Republican presidential candidate Mitt Romney has taken to quoting a hymn of the American civil religion.

“Oh beautiful for spacious skies, for amber waves of grain, for purple mountain majesties above the fruited plain. America! America! God shed his grace on thee and crown thy good with brother hood from sea to shining sea.”

Religion is the transcendence that serves as ligature to bind us together, and for many Americans, America is that transcendence. Americanism becomes religion. Mormon, Catholic, Evangelical, Protestant, Atheist, Jewish and others all bend the knee to the nation and to its God.

The problem with the civil religion is that its transcendence is not transcendent enough. Its moral horizons are limited to the short-term interests of the nation as perceived by flawed individuals working within a deeply flawed political/economy. And when a politician stands up and proclaims his love for the country while loading his stump speeches with lies upon lies, that moral horizon has dwindled down to the puny size of one politician’s political ambitions.

Yet, even the traditions of the civil religion recognize that the country is ever in the process of perfection. Verse two of the hymn Romney quotes says:

“O beautiful for pilgrim’s feet, whose stern impassioned stress a thoroughfare for freedom beat across the wilderness: America! America! God mend thine every flaw, confirm they soul in self control, thy liberty in law.”

The United States, as everything conceived by human beings, is not and has never been flawless. Those who speak of American exceptionalism as if the United States is God’s chosen nation are trading with a counterfeit currency.
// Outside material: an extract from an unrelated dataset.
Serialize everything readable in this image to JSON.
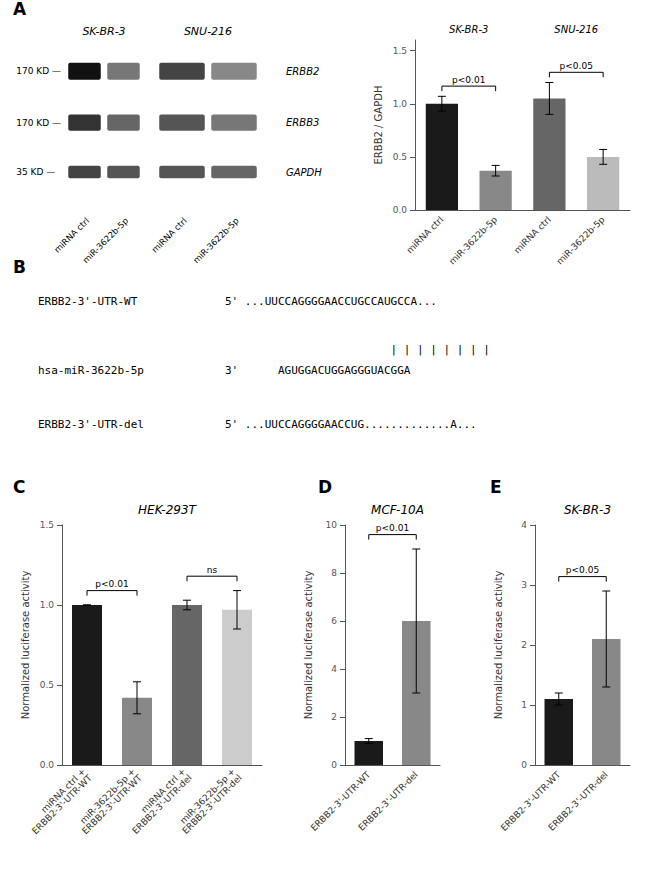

Nearly one in two Americans are either low-income or live in poverty. Income inequality is a fact of American life that amounts to structural violence. Fifty million Americans live without health insurance. This amounts to a denial of basic human rights that the Affordable Care Act will correct come 2014. This country incarcerates more people than any other nation in the world, and those locked up are disproportionately black, brown and poor. These are systemic inadequacies that no one person, president or not, can repair.
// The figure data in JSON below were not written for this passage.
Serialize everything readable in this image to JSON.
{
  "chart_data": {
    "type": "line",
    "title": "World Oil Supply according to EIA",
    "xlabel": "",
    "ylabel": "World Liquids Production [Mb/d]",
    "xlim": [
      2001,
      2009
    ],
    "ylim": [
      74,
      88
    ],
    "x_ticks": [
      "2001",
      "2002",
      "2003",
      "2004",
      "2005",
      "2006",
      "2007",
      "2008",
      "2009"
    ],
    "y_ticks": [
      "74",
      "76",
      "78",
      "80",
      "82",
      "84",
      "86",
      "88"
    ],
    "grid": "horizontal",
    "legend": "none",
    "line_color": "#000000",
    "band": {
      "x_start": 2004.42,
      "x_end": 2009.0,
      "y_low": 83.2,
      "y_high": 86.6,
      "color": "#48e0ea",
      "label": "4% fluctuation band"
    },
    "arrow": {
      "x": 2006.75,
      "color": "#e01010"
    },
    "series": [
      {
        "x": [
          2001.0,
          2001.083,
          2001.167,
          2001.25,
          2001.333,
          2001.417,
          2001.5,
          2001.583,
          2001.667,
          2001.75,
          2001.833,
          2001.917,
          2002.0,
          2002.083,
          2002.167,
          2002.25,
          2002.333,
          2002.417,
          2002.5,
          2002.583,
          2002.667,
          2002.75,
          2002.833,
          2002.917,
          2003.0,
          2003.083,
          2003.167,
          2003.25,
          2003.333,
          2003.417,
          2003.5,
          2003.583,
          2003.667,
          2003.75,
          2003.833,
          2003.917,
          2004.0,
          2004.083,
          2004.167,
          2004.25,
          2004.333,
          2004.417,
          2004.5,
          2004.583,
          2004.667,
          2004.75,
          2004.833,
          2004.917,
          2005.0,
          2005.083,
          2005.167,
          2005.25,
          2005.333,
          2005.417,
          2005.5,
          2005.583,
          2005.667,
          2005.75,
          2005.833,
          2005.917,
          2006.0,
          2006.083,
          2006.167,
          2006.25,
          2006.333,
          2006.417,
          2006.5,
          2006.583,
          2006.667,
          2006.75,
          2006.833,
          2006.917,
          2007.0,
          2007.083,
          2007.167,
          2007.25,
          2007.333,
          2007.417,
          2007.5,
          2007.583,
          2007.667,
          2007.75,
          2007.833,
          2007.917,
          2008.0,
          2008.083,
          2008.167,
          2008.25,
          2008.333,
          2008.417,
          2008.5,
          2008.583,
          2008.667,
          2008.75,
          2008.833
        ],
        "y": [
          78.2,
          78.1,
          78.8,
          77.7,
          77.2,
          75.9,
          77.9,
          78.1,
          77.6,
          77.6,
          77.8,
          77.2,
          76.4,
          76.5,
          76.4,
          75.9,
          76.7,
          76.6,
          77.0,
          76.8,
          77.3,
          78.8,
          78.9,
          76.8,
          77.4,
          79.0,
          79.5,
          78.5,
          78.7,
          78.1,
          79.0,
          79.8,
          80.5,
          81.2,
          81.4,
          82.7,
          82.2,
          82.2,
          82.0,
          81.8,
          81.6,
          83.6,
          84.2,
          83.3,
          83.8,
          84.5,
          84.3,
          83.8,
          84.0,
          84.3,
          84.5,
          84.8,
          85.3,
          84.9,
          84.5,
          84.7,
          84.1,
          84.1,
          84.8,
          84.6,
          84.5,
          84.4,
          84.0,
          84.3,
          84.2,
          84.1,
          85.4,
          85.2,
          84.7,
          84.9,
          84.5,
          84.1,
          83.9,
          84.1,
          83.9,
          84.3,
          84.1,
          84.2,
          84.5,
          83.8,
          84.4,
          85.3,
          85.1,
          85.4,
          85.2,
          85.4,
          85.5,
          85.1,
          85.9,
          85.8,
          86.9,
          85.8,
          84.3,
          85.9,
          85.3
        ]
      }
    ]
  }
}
If Mitt Romney loves the nation the way he says he does, he ought to address these issues and stop telling lies to the nation he claims to love.

Chapter 13 of the First Letter to the Corinthians says love “rejoices in the truth.” Romney has been caught time after time rejoicing in falsehoods. I say Romney’s lies are a patronizing nice-nasty way to say that President Obama is Other than American. Greg Sargent of the Washington Post says there is a method to Romney’s strategy of lies.
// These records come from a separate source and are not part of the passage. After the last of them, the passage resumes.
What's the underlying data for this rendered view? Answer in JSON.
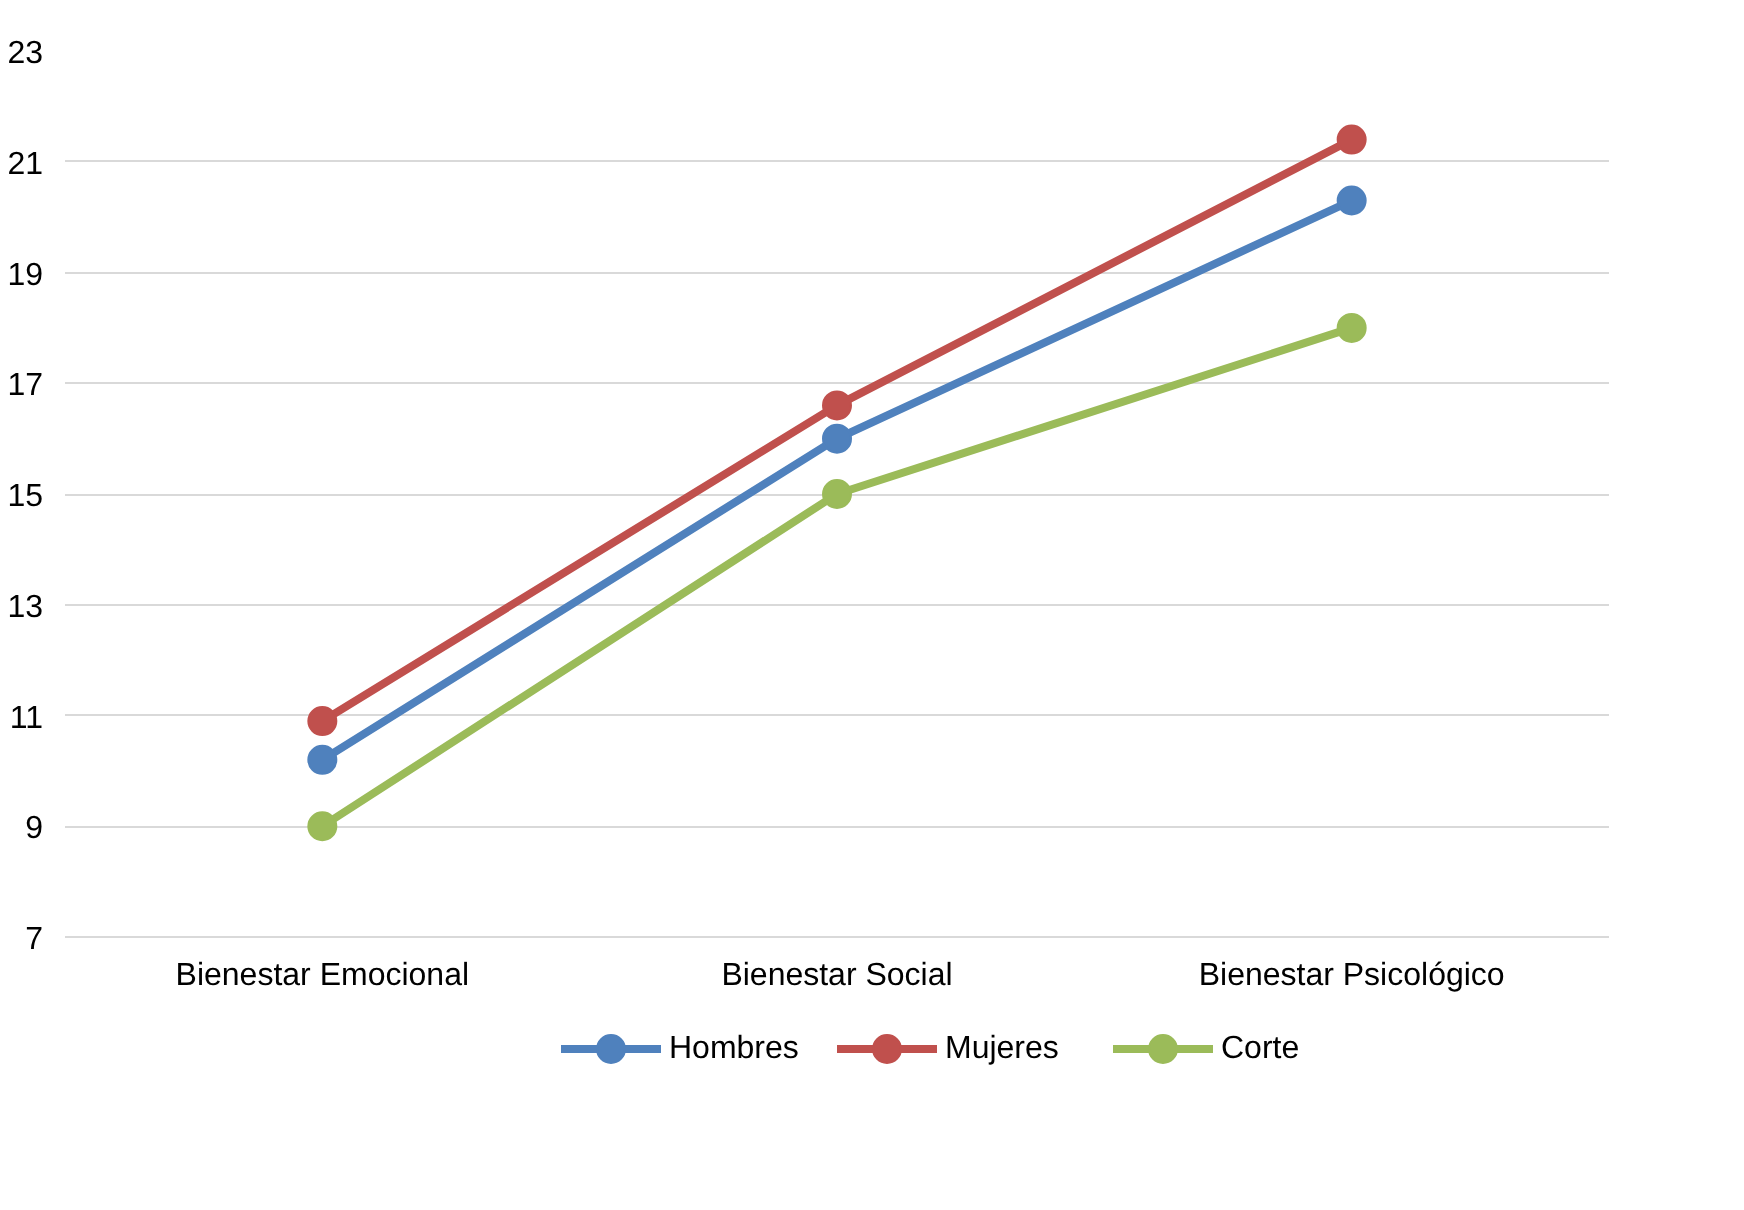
{
  "chart_data": {
    "type": "line",
    "categories": [
      "Bienestar Emocional",
      "Bienestar Social",
      "Bienestar Psicológico"
    ],
    "series": [
      {
        "name": "Hombres",
        "color": "#4f81bd",
        "values": [
          10.2,
          16,
          20.3
        ]
      },
      {
        "name": "Mujeres",
        "color": "#c0504d",
        "values": [
          10.9,
          16.6,
          21.4
        ]
      },
      {
        "name": "Corte",
        "color": "#9bbb59",
        "values": [
          9,
          15,
          18
        ]
      }
    ],
    "ylim": [
      7,
      23
    ],
    "yticks": [
      7,
      9,
      11,
      13,
      15,
      17,
      19,
      21,
      23
    ],
    "grid": "y",
    "legend": "bottom",
    "marker": "circle",
    "line_style": "solid"
  }
}
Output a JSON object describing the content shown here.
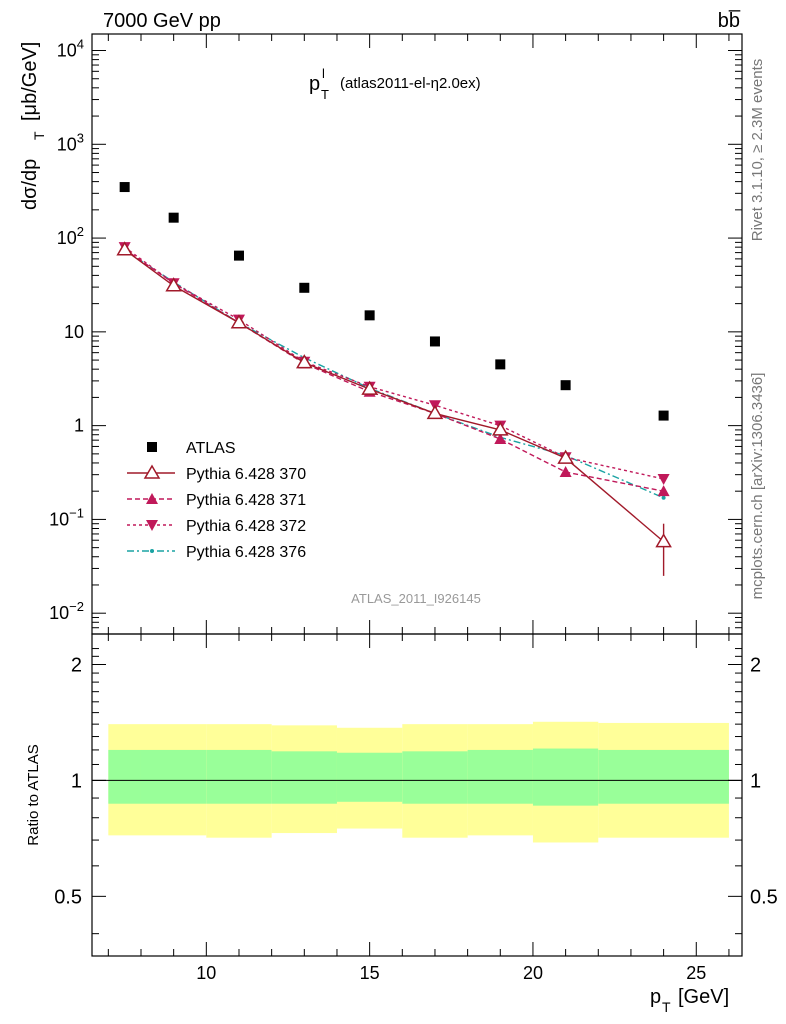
{
  "header": {
    "left_title": "7000 GeV pp",
    "right_title": "bb̅"
  },
  "side_labels": {
    "rivet": "Rivet 3.1.10, ≥ 2.3M events",
    "mcplots": "mcplots.cern.ch [arXiv:1306.3436]"
  },
  "plot_title": {
    "main": "p",
    "sup": "l",
    "sub": "T",
    "rest": "(atlas2011-el-η2.0ex)"
  },
  "watermark": "ATLAS_2011_I926145",
  "ylabel": {
    "main": "dσ/dp",
    "sub": "T",
    "unit": "[μb/GeV]"
  },
  "ratio_ylabel": "Ratio to ATLAS",
  "xlabel": {
    "main": "p",
    "sub": "T",
    "unit": "[GeV]"
  },
  "colors": {
    "atlas": "#000000",
    "p370": "#a11a2a",
    "p371": "#c0195a",
    "p372": "#c0195a",
    "p376": "#1aa3a3",
    "band_inner": "#99ff99",
    "band_outer": "#ffff99"
  },
  "chart_data": [
    {
      "type": "scatter",
      "xlabel": "p_T [GeV]",
      "ylabel": "dσ/dp_T [μb/GeV]",
      "yscale": "log",
      "xlim": [
        6.5,
        26.4
      ],
      "ylim": [
        0.006,
        15000
      ],
      "x_ticks": [
        10,
        15,
        20,
        25
      ],
      "y_ticks": [
        "10^-2",
        "10^-1",
        "1",
        "10",
        "10^2",
        "10^3",
        "10^4"
      ],
      "legend_position": "lower-left",
      "series": [
        {
          "name": "ATLAS",
          "x": [
            7.5,
            9,
            11,
            13,
            15,
            17,
            19,
            21,
            24
          ],
          "y": [
            350,
            165,
            65,
            29.5,
            15,
            7.9,
            4.5,
            2.7,
            1.28
          ]
        },
        {
          "name": "Pythia 6.428 370",
          "x": [
            7.5,
            9,
            11,
            13,
            15,
            17,
            19,
            21,
            24
          ],
          "y": [
            75,
            31,
            12.5,
            4.7,
            2.45,
            1.35,
            0.9,
            0.45,
            0.058
          ],
          "yerr_low": [
            0,
            0,
            0,
            0,
            0,
            0,
            0,
            0,
            0.033
          ],
          "yerr_high": [
            0,
            0,
            0,
            0,
            0,
            0,
            0,
            0,
            0.032
          ]
        },
        {
          "name": "Pythia 6.428 371",
          "x": [
            7.5,
            9,
            11,
            13,
            15,
            17,
            19,
            21,
            24
          ],
          "y": [
            76,
            33,
            12.5,
            4.6,
            2.3,
            1.35,
            0.72,
            0.32,
            0.2
          ]
        },
        {
          "name": "Pythia 6.428 372",
          "x": [
            7.5,
            9,
            11,
            13,
            15,
            17,
            19,
            21,
            24
          ],
          "y": [
            80,
            33,
            13.5,
            4.8,
            2.6,
            1.65,
            1.0,
            0.46,
            0.27
          ]
        },
        {
          "name": "Pythia 6.428 376",
          "x": [
            7.5,
            9,
            11,
            13,
            15,
            17,
            19,
            21,
            24
          ],
          "y": [
            74,
            34,
            12.5,
            5.3,
            2.5,
            1.35,
            0.75,
            0.48,
            0.17
          ]
        }
      ]
    },
    {
      "type": "area",
      "ylabel": "Ratio to ATLAS",
      "xlim": [
        6.5,
        26.4
      ],
      "ylim": [
        0.35,
        2.4
      ],
      "y_ticks": [
        "0.5",
        "1",
        "2"
      ],
      "reference_line": 1,
      "bands": {
        "x_edges": [
          7,
          8,
          10,
          12,
          14,
          16,
          18,
          20,
          22,
          26
        ],
        "inner_low": [
          0.87,
          0.87,
          0.87,
          0.87,
          0.88,
          0.87,
          0.87,
          0.86,
          0.87
        ],
        "inner_high": [
          1.2,
          1.2,
          1.2,
          1.19,
          1.18,
          1.19,
          1.2,
          1.21,
          1.2
        ],
        "outer_low": [
          0.72,
          0.72,
          0.71,
          0.73,
          0.75,
          0.71,
          0.72,
          0.69,
          0.71
        ],
        "outer_high": [
          1.4,
          1.4,
          1.4,
          1.39,
          1.37,
          1.4,
          1.4,
          1.42,
          1.41
        ]
      }
    }
  ]
}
“They’re all about conveying a sense that you should find Obama’s intentions toward America vaguely suspect, that Obama harbors a deep seated indifference even hostility towards the fundamentals that make America what it is, and that Obama is in some basic way undermining the foundation of American life as we know it.” (

Paul Krugman columnist for The New York Times calls Romney’s strategy of lies “post-truth politics.”

“Overall, Mr. Obama’s positions on economic policy resemble those that moderate Republicans used to espouse. Yet, Mr. Romney portrays the president as the second coming of Fidel Castro and seems confident that he will pay no price for making stuff up.

“Welcome to post-truth politics.” ( has called Romney a “pants on fire liar” for his accusation that President Obama has gone around the world “apologizing for America.” It concludes:

“On the substance of Romney’s charge, we believe that what we wrote in March 2010 still stands. While Obama’s speeches contained some criticisms of past U.S. actions, those passages were typically leavened by praise for the United States and its ideals, and he frequently mentioned how other countries have erred as well. We found not a single full-throated apology in the bunch.” (

An elementary reading of American history shows that the United State has much for which to apologize. The leader of a great nation ought not to be slow to acknowledge the nation’s flaws and to lead the nation in correcting them. This stance is especially important in foreign affairs because it shows respect to the peoples the nation has wronged. If Mitt Romney’s moral compass is so off center that he cannot see this, he has no business seeking the votes of his fellow citizens to be president of the United States.

Over the next few months voters will have more of an opportunity to see whether or not Romney’s walk will match his talk. Love is expansive. Love requires respect. Love insists upon justice in all of its iterations. Will Romney’s love for America cause him to expand liberty in law to women, same-sex couples and to undocumented workers? To love the nation in the abstract is only sounding brass and tinkling symbol, only cacophonous noise, if he does not show love to the nation’s people, especially those suffering from the vagaries of a free market economy.

So far, he has shown a callous disregard for people who are losing their homes to foreclosure by suggesting that these families are left to the not so tender mercies of an a/moral market.

American civil religion is idolatrous when we make the nation our ultimate concern and the object of our love. One may love the nation, but the nation does not and cannot love one in return. It is flesh and blood human beings, both in the nation and in the world, who love in return. And they are the ones who matter.